A reduction in the post-code lottery for hip replacement surgery has been achieved in Scotland without recourse to the private sector, according to new research published in the Journal of the Royal Society of Medicine. Using NHS Scotland data, researchers at the Centre for Primary Care and Public Health at Queen Mary University of London with colleagues from the University of Edinburgh and Lothian University Hospitals NHS Trust, show that access to hip replacement increased and geographical inequalities improved across all geographical health boards since 2003 when waiting time initiatives in Scotland were introduced. A key factor was the Scottish government’s decision to buy the privately owned Golden Jubilee National Hospital in Clydebank and run it as a major NHS centre for orthopaedics and a national resource dedicated to reducing waiting times in key elective specialties.

13 February 2014

Diabetes, epilepsy and asthma increase risk of self-harm

New research quantifying the risk of admission to hospital for self-harm has identified a raised risk of self-harm among groups of patients with certain physical illnesses.
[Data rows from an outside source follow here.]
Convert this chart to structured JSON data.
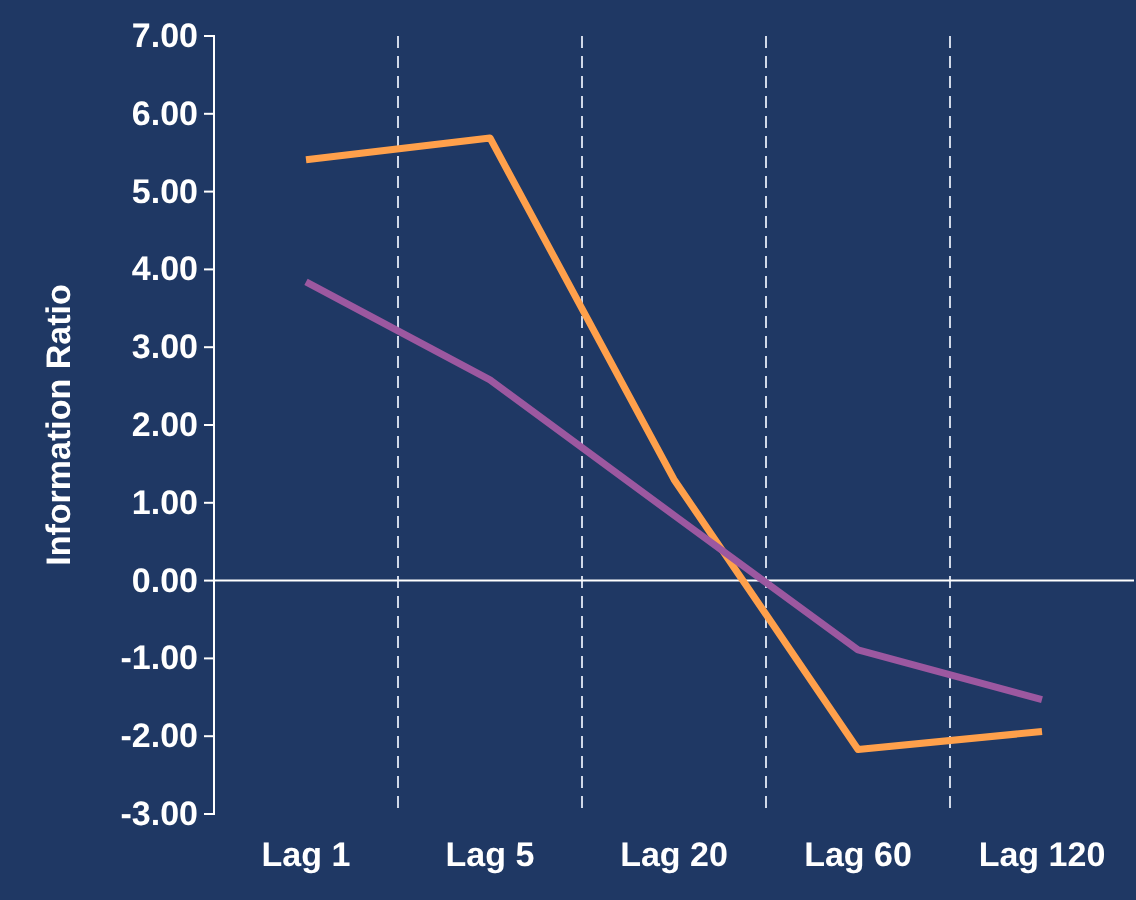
{
  "chart_data": {
    "type": "line",
    "ylabel": "Information Ratio",
    "categories": [
      "Lag 1",
      "Lag 5",
      "Lag 20",
      "Lag 60",
      "Lag 120"
    ],
    "series": [
      {
        "color": "#ffa04b",
        "values": [
          5.41,
          5.69,
          1.3,
          -2.17,
          -1.94
        ]
      },
      {
        "color": "#9c58a0",
        "values": [
          3.84,
          2.58,
          0.84,
          -0.89,
          -1.53
        ]
      }
    ],
    "ylim": [
      -3,
      7
    ],
    "yticks": [
      {
        "value": -3,
        "label": "-3.00"
      },
      {
        "value": -2,
        "label": "-2.00"
      },
      {
        "value": -1,
        "label": "-1.00"
      },
      {
        "value": 0,
        "label": "0.00"
      },
      {
        "value": 1,
        "label": "1.00"
      },
      {
        "value": 2,
        "label": "2.00"
      },
      {
        "value": 3,
        "label": "3.00"
      },
      {
        "value": 4,
        "label": "4.00"
      },
      {
        "value": 5,
        "label": "5.00"
      },
      {
        "value": 6,
        "label": "6.00"
      },
      {
        "value": 7,
        "label": "7.00"
      }
    ],
    "grid": "x",
    "ref_lines": [
      {
        "axis": "y",
        "value": 0,
        "color": "#ffffff"
      }
    ],
    "line_style": "solid",
    "marker": "none"
  }
}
While it is known that psychiatric illnesses are associated with a greatly elevated risk of self-harm, a moderately elevated risk was seen with common physical illnesses such as diabetes, epilepsy and asthma. The research, published today by the Journal of the Royal Society of Medicine, investigated the risk of self-harm comparing people with different psychiatric and physical disorders in England.

17 January 2014

Two million people eligible for weight loss surgery

Two million people in England could be eligible for weight loss surgery according to new research published today by JRSM Open, the open access companion publication of the Journal of the Royal Society of Medicine. The figure far exceeds previous estimates of eligibility. In the first study to quantify the number of people in England eligible for bariatric surgery, researchers from Imperial College London concluded that people fulfilling the national criteria were more likely to be women, retired, have lower educational qualifications and have lower socioeconomic status.